Definitive diagnosis required examination of DNA for ABCA3 intronic mutations. The analysis of the mutation IVS25-98 T was performed and a homozygous mutation was detected. This intronic mutation has been previously reported in heterozygous patients with severe NRF. The genetic analysis of such patients showed one allele with the intronic mutation and an exonic mutation in the other one. It is known that the IVS-98 T is a NRF-causing ABCA3 mutation since the intronic sequence creates a new donor splice site which leads to aberrantly spliced transcripts. It is suggested that the additional amino acids added to the ABCA3 protein alter its intracellular routing, stability, and function [5]. Recently, intronic mutations have been found in cystic fibrosis as disease-causing mutations in patients without a previously identified exonic mutation [18].

The literature reports four additional cases homozygous for ABCA3 IVS25-98 T. The four babies were unrelated, no history of consanguinity was identified, but all of them came from South America [5]. Although the mechanism of inheritance is still unclear and isodisomic uniparental disomy has been reported for ABCA3 deficiency, we speculate through our findings that the mechanism of inheritance could be autosomic recessive and the ethnical similarities of the cases could suggest a possible founder effect for this population [6]. Further larger population-based studies are required to determine the real frequency of IVS25-98 T in this population.

In spite of the fact that establishing the diagnosis did not alter the outcome of the patient and usually the diagnosis is established after the decease of the patient, it is essential to adequately counsel the parents and family members of the recurrence risk.

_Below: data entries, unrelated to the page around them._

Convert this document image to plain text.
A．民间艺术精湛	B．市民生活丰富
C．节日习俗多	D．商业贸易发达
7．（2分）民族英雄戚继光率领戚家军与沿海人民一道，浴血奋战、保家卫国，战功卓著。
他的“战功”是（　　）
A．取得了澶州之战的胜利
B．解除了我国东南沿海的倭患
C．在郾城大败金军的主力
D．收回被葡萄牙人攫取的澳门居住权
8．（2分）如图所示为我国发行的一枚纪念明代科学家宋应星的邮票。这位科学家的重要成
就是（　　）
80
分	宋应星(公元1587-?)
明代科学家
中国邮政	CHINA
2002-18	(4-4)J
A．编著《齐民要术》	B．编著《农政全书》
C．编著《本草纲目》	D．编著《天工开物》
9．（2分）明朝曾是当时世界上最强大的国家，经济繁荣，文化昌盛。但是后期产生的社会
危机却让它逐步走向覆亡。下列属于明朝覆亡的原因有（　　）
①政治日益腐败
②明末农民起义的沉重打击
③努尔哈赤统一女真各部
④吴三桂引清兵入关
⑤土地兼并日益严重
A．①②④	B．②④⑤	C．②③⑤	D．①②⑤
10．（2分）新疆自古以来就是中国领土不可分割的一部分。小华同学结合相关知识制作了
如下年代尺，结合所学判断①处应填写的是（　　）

Our patient’s parents were encouraged to have their ABCA3 gene screened for the IVS25-98 T mutation. Both parents of our patient are heterozygous carriers of the IVS25-98 T mutation in the ABCA3 gene. Therefore, children have a chance of 25 % of being affected by lethal ABCA3 deficiency and 50 % of being carriers. Two sisters of our patient’s father are heterozygous carriers of the IVS25-98 T mutation in the ABCA3 gene. Their partners do not carry the IVS25-98 T mutation, thus children of both couples have a statistical chance of 25 % of being heterozygous carriers of the mutation and none of them will be affected.

Conclusions

The clinical presentation of this case is consistent with a case of NRF due to surfactant deficiency. The histopathological findings in patients with NRF due to surfactant deficiency are nonspecific for any of the SP-B, SP-C and ABCA3 mutations and a molecular diagnosis is needed. The analysis of the five coding SP-C exons does not support surfactant deficiency or a fatal malfunction of surfactant transport due to SP-C mutations as the cause for our patient’s symptoms. Without evidence of a previously identified ABCA3 mutation in an exon or an immediate intron–exon boundary, we conclude that the homozygous IVS25-98 T mutation is responsible for this case’s NRF. The findings of our patient’s relatives suggest an autosomic recessive pattern of inheritance. Genetic counseling was provided and the relatives are now informed of the recurrence risks and treatment options.